Sanjay's second film Hum...Dil De Chuke Sanam had 10 songs and a playing-time of 3 hours.
Saawariya with 8 songs is far shorter than the opulent and stunning Devdas which, with its mix of songs, dances and operatic drama. ran into 3 hours and 10 minutes.
Economy of expression defines the romance between Ranbir Kapoor and Sonam Kapoor in Saawariya. From the time his eyes fall on the porcelain beauty Sonam (who exudes the subtle strength of Waheeda Rehman) Ranbir celebrates his love in ecstatically composed and choreographed numbers that create a waltz of a thousand steps with just gestures and whispers.

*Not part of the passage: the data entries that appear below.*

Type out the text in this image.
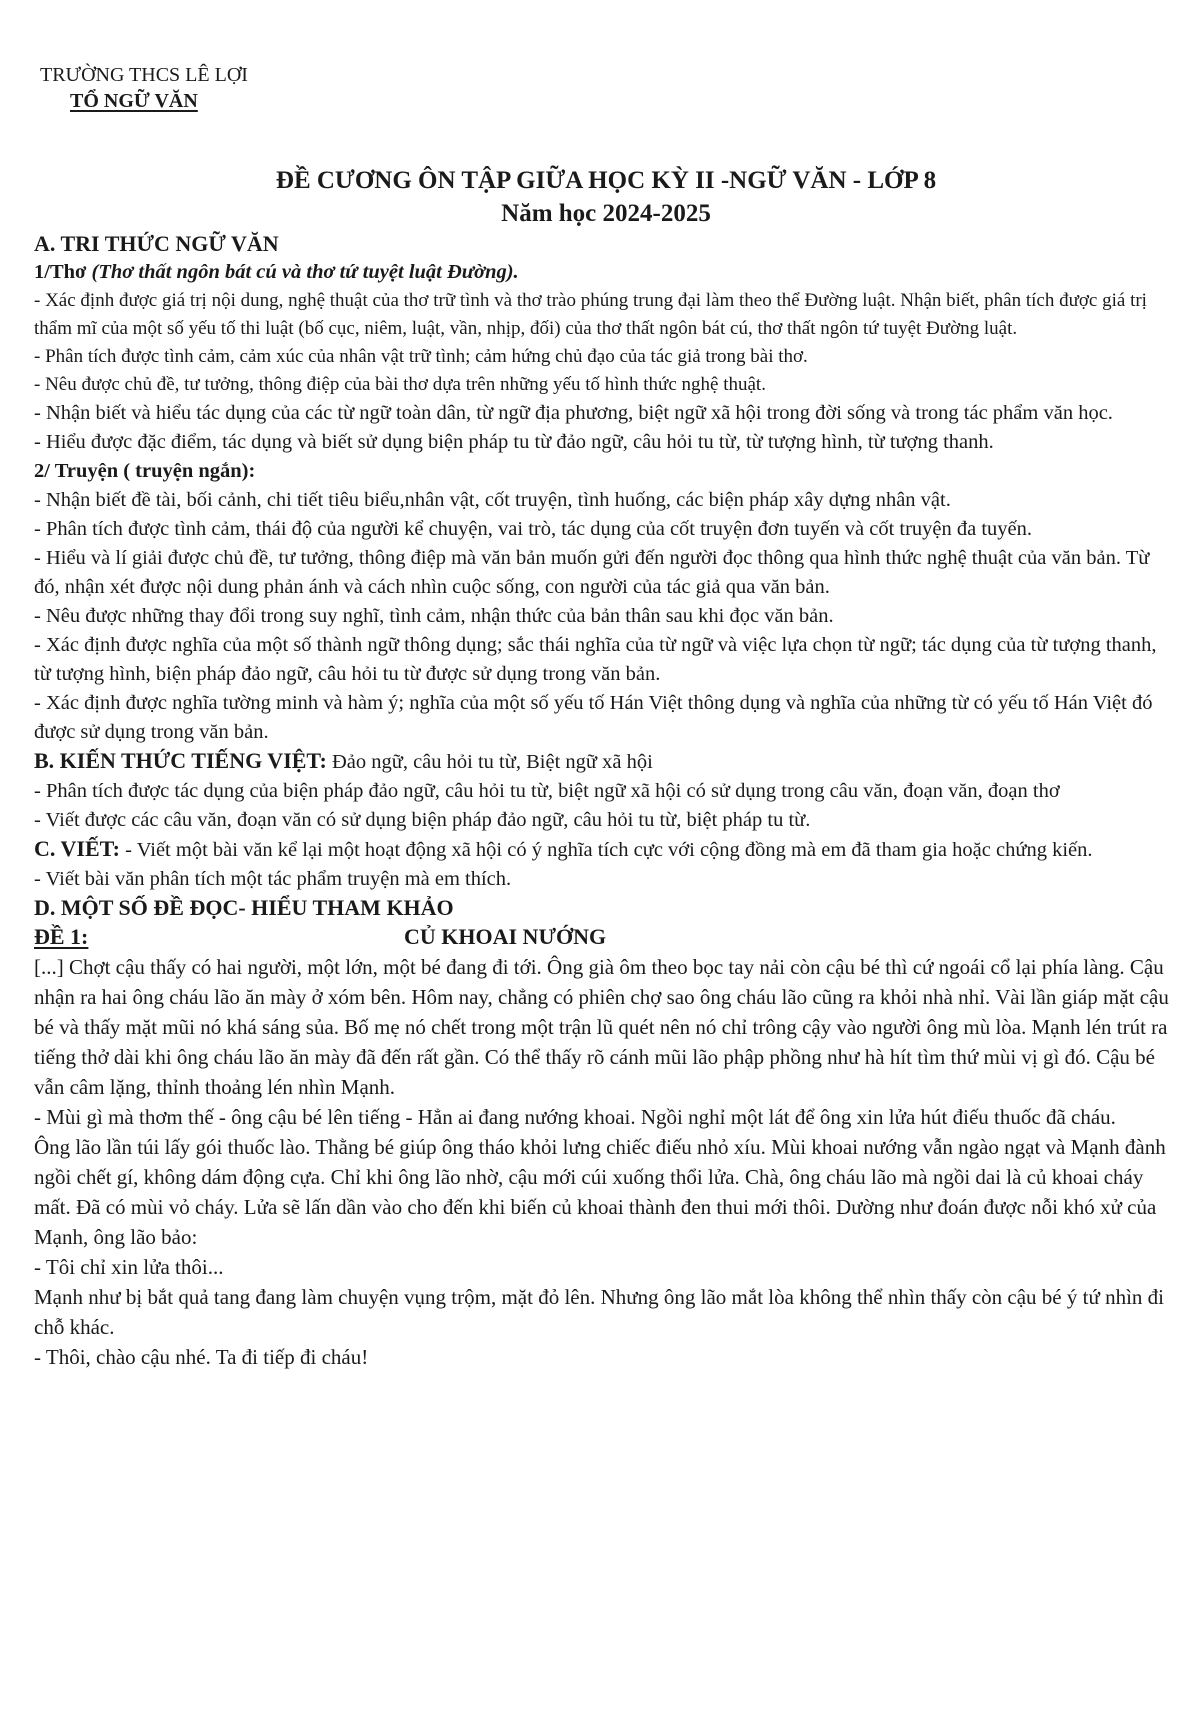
TRƯỜNG THCS LÊ LỢI
TỔ NGỮ VĂN
ĐỀ CƯƠNG ÔN TẬP GIỮA HỌC KỲ II -NGỮ VĂN - LỚP 8
Năm học 2024-2025
A. TRI THỨC NGỮ VĂN

1/Thơ (Thơ thất ngôn bát cú và thơ tứ tuyệt luật Đường).

- Xác định được giá trị nội dung, nghệ thuật của thơ trữ tình và thơ trào phúng trung đại làm theo thể Đường luật. Nhận biết, phân tích được giá trị thẩm mĩ của một số yếu tố thi luật (bố cục, niêm, luật, vần, nhịp, đối) của thơ thất ngôn bát cú, thơ thất ngôn tứ tuyệt Đường luật.

- Phân tích được tình cảm, cảm xúc của nhân vật trữ tình; cảm hứng chủ đạo của tác giả trong bài thơ.

- Nêu được chủ đề, tư tưởng, thông điệp của bài thơ dựa trên những yếu tố hình thức nghệ thuật.

- Nhận biết và hiểu tác dụng của các từ ngữ toàn dân, từ ngữ địa phương, biệt ngữ xã hội trong đời sống và trong tác phẩm văn học.

- Hiểu được đặc điểm, tác dụng và biết sử dụng biện pháp tu từ đảo ngữ, câu hỏi tu từ, từ tượng hình, từ tượng thanh.

2/ Truyện ( truyện ngắn):

- Nhận biết đề tài, bối cảnh, chi tiết tiêu biểu,nhân vật, cốt truyện, tình huống, các biện pháp xây dựng nhân vật.

- Phân tích được tình cảm, thái độ của người kể chuyện, vai trò, tác dụng của cốt truyện đơn tuyến và cốt truyện đa tuyến.

- Hiểu và lí giải được chủ đề, tư tưởng, thông điệp mà văn bản muốn gửi đến người đọc thông qua hình thức nghệ thuật của văn bản. Từ đó, nhận xét được nội dung phản ánh và cách nhìn cuộc sống, con người của tác giả qua văn bản.

- Nêu được những thay đổi trong suy nghĩ, tình cảm, nhận thức của bản thân sau khi đọc văn bản.

- Xác định được nghĩa của một số thành ngữ thông dụng; sắc thái nghĩa của từ ngữ và việc lựa chọn từ ngữ; tác dụng của từ tượng thanh, từ tượng hình, biện pháp đảo ngữ, câu hỏi tu từ được sử dụng trong văn bản.

- Xác định được nghĩa tường minh và hàm ý; nghĩa của một số yếu tố Hán Việt thông dụng và nghĩa của những từ có yếu tố Hán Việt đó được sử dụng trong văn bản.

B. KIẾN THỨC TIẾNG VIỆT: Đảo ngữ, câu hỏi tu từ, Biệt ngữ xã hội

- Phân tích được tác dụng của biện pháp đảo ngữ, câu hỏi tu từ, biệt ngữ xã hội có sử dụng trong câu văn, đoạn văn, đoạn thơ

- Viết được các câu văn, đoạn văn có sử dụng biện pháp đảo ngữ, câu hỏi tu từ, biệt pháp tu từ.

C. VIẾT: - Viết một bài văn kể lại một hoạt động xã hội có ý nghĩa tích cực với cộng đồng mà em đã tham gia hoặc chứng kiến.

- Viết bài văn phân tích một tác phẩm truyện mà em thích.

D. MỘT SỐ ĐỀ ĐỌC- HIỂU THAM KHẢO
ĐỀ 1:	CỦ KHOAI NƯỚNG

[...] Chợt cậu thấy có hai người, một lớn, một bé đang đi tới. Ông già ôm theo bọc tay nải còn cậu bé thì cứ ngoái cổ lại phía làng. Cậu nhận ra hai ông cháu lão ăn mày ở xóm bên. Hôm nay, chẳng có phiên chợ sao ông cháu lão cũng ra khỏi nhà nhỉ. Vài lần giáp mặt cậu bé và thấy mặt mũi nó khá sáng sủa. Bố mẹ nó chết trong một trận lũ quét nên nó chỉ trông cậy vào người ông mù lòa. Mạnh lén trút ra tiếng thở dài khi ông cháu lão ăn mày đã đến rất gần. Có thể thấy rõ cánh mũi lão phập phồng như hà hít tìm thứ mùi vị gì đó. Cậu bé vẫn câm lặng, thỉnh thoảng lén nhìn Mạnh.

- Mùi gì mà thơm thế - ông cậu bé lên tiếng - Hẳn ai đang nướng khoai. Ngồi nghỉ một lát để ông xin lửa hút điếu thuốc đã cháu.

Ông lão lần túi lấy gói thuốc lào. Thằng bé giúp ông tháo khỏi lưng chiếc điếu nhỏ xíu. Mùi khoai nướng vẫn ngào ngạt và Mạnh đành ngồi chết gí, không dám động cựa. Chỉ khi ông lão nhờ, cậu mới cúi xuống thổi lửa. Chà, ông cháu lão mà ngồi dai là củ khoai cháy mất. Đã có mùi vỏ cháy. Lửa sẽ lấn dần vào cho đến khi biến củ khoai thành đen thui mới thôi. Dường như đoán được nỗi khó xử của Mạnh, ông lão bảo:

- Tôi chỉ xin lửa thôi...

Mạnh như bị bắt quả tang đang làm chuyện vụng trộm, mặt đỏ lên. Nhưng ông lão mắt lòa không thể nhìn thấy còn cậu bé ý tứ nhìn đi chỗ khác.

- Thôi, chào cậu nhé. Ta đi tiếp đi cháu!
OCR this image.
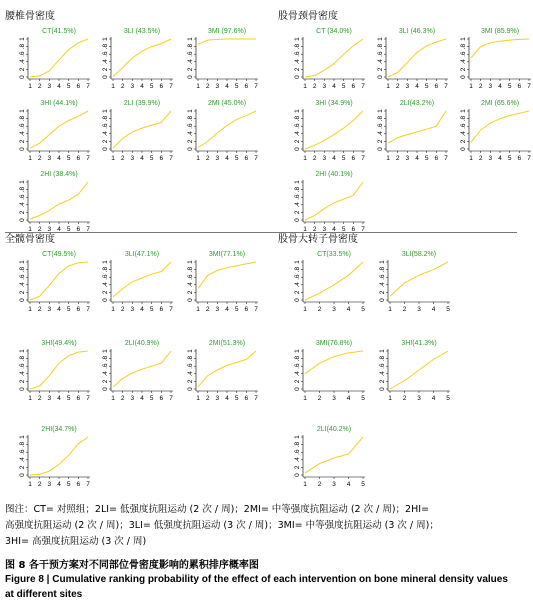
腰椎骨密度	股骨颈骨密度
全髋骨密度	股骨大转子骨密度
CT(41.5%)
0
2
.4
.6
.8
1
1 2 3 4 5 6 7
3LI (43.5%)
0
2
.4
.6
.8
1
1 2 3 4 5 6 7
3MI (97.6%)
0
2
.4
.6
.8
1
1 2 3 4 5 6 7
3HI (44.1%)
0
2
.4
.6
.8
1
1 2 3 4 5 6 7
2LI (39.9%)
0
2
.4
.6
.8
1
1 2 3 4 5 6 7
2MI (45.0%)
0
2
.4
.6
.8
1
1 2 3 4 5 6 7
2HI (38.4%)
0
2
.4
.6
.8
1
1 2 3 4 5 6 7
CT (34.0%)
0
2
.4
.6
.8
1
1 2 3 4 5 6 7
3LI (46.3%)
0
2
.4
.6
.8
1
1 2 3 4 5 6 7
3MI (85.9%)
0
2
.4
.6
.8
1
1 2 3 4 5 6 7
3HI (34.9%)
0
2
.4
.6
.8
1
1 2 3 4 5 6 7
2LI(43.2%)
0
2
.4
.6
.8
1
1 2 3 4 5 6 7
2MI (65.6%)
0
2
.4
.6
.8
1
1 2 3 4 5 6 7
2HI (40.1%)
0
2
.4
.6
.8
1
1 2 3 4 5 6 7
CT(49.5%)
0
2
.4
.6
.8
1
1 2 3 4 5 6 7
3LI(47.1%)
0
2
.4
.6
.8
1
1 2 3 4 5 6 7
3MI(77.1%)
0
2
.4
.6
.8
1
1 2 3 4 5 6 7
3HI(49.4%)
0
2
.4
.6
.8
1
1 2 3 4 5 6 7
2LI(40.9%)
0
2
.4
.6
.8
1
1 2 3 4 5 6 7
2MI(51.3%)
0
2
.4
.6
.8
1
1 2 3 4 5 6 7
2HI(34.7%)
0
2
.4
.6
.8
1
1 2 3 4 5 6 7
CT(33.5%)
0
2
.4
.6
.8
1
1 2 3 4 5
3LI(58.2%)
0
2
.4
.6
.8
1
1 2 3 4 5
3MI(76.8%)
0
2
.4
.6
.8
1
1 2 3 4 5
3HI(41.3%)
0
2
.4
.6
.8
1
1 2 3 4 5
2LI(40.2%)
0
2
.4
.6
.8
1
1 2 3 4 5
图注：CT= 对照组；2LI= 低强度抗阻运动 (2 次 / 周)；2MI= 中等强度抗阻运动 (2 次 / 周)；2HI=
高强度抗阻运动 (2 次 / 周)；3LI= 低强度抗阻运动 (3 次 / 周)；3MI= 中等强度抗阻运动 (3 次 / 周)；
3HI= 高强度抗阻运动 (3 次 / 周)
图 8 各干预方案对不同部位骨密度影响的累积排序概率图
Figure 8 | Cumulative ranking probability of the effect of each intervention on bone mineral density values at different sites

Saawariya is Sanjay's subtlest most quiet and mellow film to date. While almost every sequence in Devdas and Black culminated in an operatic crescendo, the shot compositions in Saawariya suggest a symphony rather than an opera.
The 8 elaborate songs and dances in Saawariya take up quite a chunk of the film's precious playing-time. What remains between the two people in love are those unspoken words and unshed tears of a relationship that knows no full stop.
The songs are used in Saawariya to propel the story forward. Every song tells a story. Monty Sharma's tunes and Sameer's lyrics create a structure akin to a raga, minus the casual informal mood of a classical performance.
Saawariya is a formally-structured romance with the episodes between the protagonists moving forward in power-packed pirouettes of passion.
The presiding colour of Saawariya is blue. The colour defines the spaces that separate and bring together lovers. But the mood after the film's screening of the film was anything but blue.
It was unanimously felt that Sanjay Leela Bhansali's latest work takes him far ahead of his earlier films, puts him on a par with the world's most subtle and restrained masters.
Those who think all his films are about thundering passion, Saawariya is a bolt from the blue....in shades of blue.